Eczacıbaşı Sanal Müzesi, mimar ve fotoğraf sanatçısı Cemal Emden’in Viyana ve Chicago şehirlerinin mimari yapılarına odaklanan 30 fotoğrafını sanatseverlerle buluşturuyor.
1990 yılında Yıldız Teknik Üniversitesi Mimarlık Fakültesi’ni bitiren Emden, profesyonel fotoğraf çalışmalarını mimari, içmimari, grafik, endüstri ürünleri ve peyzaj tasarımı alanlarında sürdürmektedir. Sanatçı, adı geçen alanlardaki çalışmalarının yanısıra Ortadoğu, Kuzey Amerika, Avrupa ve Rusya’daki çalışmalarını içeren zengin bir fotoğraf arşivinin de sahibidir. Sergiyi www.sanalmuze.org internet adresinde “Fotoğraf” bölümünde gezebilirsiniz.
Sergideki fotoğraflara farklı yazarların yorum metinleri de eşlik ediyor. İhsan Bilgin Viyana’nın geçmişine değinerek şehri şu sözlerle anlatıyor: “Ortaçağ Viyanası: Modernleşmeye öncülük edecek batı Avrupa’nın doğu sınırı. Avusturya-Macaristan İmparatorluğu’nun, Habsburg’ların başşehri. Ticaret ve zanaat kadar, kıta ölçeğindeki siyasetin de merkezi. Tüm Avrupa ortaçağı gibi zaman içinde kurulmuşluğun izlerini taşıyor. Projenin değil, zamanın şehri. 19.yy’daki büyük projeler de nüfuz etmiyor agresif imar hamleleri sonucunda şehrin “çekirdeğine” dönüşecek ortaçağ bölgesine. Ortaçağın boşluk-doluluk deseni değişmiyor. Sokaklar, meydanlar, avlular yerlerini ve şekillerini koruyor.”
Sibel Bozdoğan ise Chicago’yu şöyle tarif ediyor: “Bir modern sanat eseri olarak metropol…Yan yana, iç içe, üst üste yığılmış cam, çelik, granit kaplama, pişmiş tuğla cephelerin geometrik kompozisyonundan oluşan, doğadan, insandan, mimesis kavramından tümüyle kopmuş mekanik bir tablo.
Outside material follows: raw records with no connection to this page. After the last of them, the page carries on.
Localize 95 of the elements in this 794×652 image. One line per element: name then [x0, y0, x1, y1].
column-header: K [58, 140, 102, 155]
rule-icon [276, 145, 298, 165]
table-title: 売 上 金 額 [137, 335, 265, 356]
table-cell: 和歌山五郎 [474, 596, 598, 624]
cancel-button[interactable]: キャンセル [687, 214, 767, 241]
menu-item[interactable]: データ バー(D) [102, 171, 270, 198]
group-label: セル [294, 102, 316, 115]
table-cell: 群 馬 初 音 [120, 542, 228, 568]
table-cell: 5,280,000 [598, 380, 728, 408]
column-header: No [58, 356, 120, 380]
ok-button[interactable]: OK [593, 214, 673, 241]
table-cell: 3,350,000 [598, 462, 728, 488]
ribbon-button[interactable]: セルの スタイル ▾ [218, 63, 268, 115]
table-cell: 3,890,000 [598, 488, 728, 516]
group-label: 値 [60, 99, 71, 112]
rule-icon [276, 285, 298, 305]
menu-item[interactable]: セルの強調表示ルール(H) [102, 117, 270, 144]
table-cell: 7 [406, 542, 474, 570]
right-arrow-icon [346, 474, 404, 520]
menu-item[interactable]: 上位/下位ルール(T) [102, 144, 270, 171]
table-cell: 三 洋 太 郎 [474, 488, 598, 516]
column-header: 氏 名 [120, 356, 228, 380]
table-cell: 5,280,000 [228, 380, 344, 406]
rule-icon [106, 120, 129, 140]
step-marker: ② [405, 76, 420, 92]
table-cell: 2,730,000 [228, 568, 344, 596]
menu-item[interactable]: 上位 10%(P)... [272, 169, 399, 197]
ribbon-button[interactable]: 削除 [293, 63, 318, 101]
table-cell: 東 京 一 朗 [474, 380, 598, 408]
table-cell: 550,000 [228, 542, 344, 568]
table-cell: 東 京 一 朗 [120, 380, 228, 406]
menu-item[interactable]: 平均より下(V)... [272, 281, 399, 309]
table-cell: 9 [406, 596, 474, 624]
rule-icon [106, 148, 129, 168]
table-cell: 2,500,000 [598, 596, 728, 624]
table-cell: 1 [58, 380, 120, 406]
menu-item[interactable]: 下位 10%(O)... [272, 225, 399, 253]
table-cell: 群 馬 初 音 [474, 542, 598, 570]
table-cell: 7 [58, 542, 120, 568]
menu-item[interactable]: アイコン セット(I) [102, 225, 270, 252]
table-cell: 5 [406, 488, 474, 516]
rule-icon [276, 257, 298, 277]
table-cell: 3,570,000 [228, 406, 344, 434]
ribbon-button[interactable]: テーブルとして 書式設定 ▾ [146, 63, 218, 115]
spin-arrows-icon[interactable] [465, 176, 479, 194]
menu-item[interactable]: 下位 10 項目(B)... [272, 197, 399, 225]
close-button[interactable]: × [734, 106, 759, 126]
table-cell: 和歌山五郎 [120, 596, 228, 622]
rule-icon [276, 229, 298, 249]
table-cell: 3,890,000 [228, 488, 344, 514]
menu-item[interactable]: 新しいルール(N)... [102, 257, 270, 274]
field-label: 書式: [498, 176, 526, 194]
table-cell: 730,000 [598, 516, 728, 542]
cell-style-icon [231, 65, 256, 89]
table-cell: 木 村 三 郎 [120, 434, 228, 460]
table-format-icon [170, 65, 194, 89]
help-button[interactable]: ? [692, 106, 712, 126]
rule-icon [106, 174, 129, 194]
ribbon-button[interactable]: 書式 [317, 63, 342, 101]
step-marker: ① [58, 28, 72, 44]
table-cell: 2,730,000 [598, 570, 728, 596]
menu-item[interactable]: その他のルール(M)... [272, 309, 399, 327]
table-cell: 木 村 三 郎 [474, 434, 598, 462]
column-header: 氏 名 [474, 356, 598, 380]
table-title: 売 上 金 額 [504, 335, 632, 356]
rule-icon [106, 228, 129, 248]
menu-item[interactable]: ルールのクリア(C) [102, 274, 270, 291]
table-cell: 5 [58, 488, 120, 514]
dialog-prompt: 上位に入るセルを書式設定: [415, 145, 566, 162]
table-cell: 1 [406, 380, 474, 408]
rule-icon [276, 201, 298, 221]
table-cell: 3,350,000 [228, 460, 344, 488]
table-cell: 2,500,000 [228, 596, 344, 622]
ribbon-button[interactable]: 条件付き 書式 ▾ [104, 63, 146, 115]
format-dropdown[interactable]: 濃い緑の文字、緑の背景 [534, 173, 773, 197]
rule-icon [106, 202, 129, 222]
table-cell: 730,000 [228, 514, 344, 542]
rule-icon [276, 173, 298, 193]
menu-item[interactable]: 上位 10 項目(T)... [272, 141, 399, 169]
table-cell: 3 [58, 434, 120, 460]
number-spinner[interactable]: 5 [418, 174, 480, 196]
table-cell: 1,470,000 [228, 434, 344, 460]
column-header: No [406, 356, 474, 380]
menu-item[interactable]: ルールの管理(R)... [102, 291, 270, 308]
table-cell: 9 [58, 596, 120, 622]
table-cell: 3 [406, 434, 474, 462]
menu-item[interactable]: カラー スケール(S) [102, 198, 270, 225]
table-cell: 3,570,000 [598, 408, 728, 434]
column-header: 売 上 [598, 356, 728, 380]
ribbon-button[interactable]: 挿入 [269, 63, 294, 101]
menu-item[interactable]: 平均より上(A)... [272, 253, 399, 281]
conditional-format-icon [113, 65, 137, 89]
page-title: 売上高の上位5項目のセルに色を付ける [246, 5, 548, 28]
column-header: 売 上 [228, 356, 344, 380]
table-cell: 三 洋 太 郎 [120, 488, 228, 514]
Strüktürel grid’in rasyonelliğinden yepyeni ve tümüyle endüstri çağına ait bir modern estetik yaratan bu cephelerdeki tektonik çeşitlilikler, yansımalar, ışık oyunları, renk ve malzeme varyasyonları, metropoldeki insanı tam da modernite filozofu Georg Simmel’in sözünü ettiği türden bir duyumlar bombardımanına (sensory overstimuli) tutup, sonunda bir var olabilme stratejisi olarak etrafa karşı duyarlılıklarını köreltmesine (blasé attitude), onun yerine kendi bireyselliğini ve iç dünyasını geliştirmesine yol açıyor.”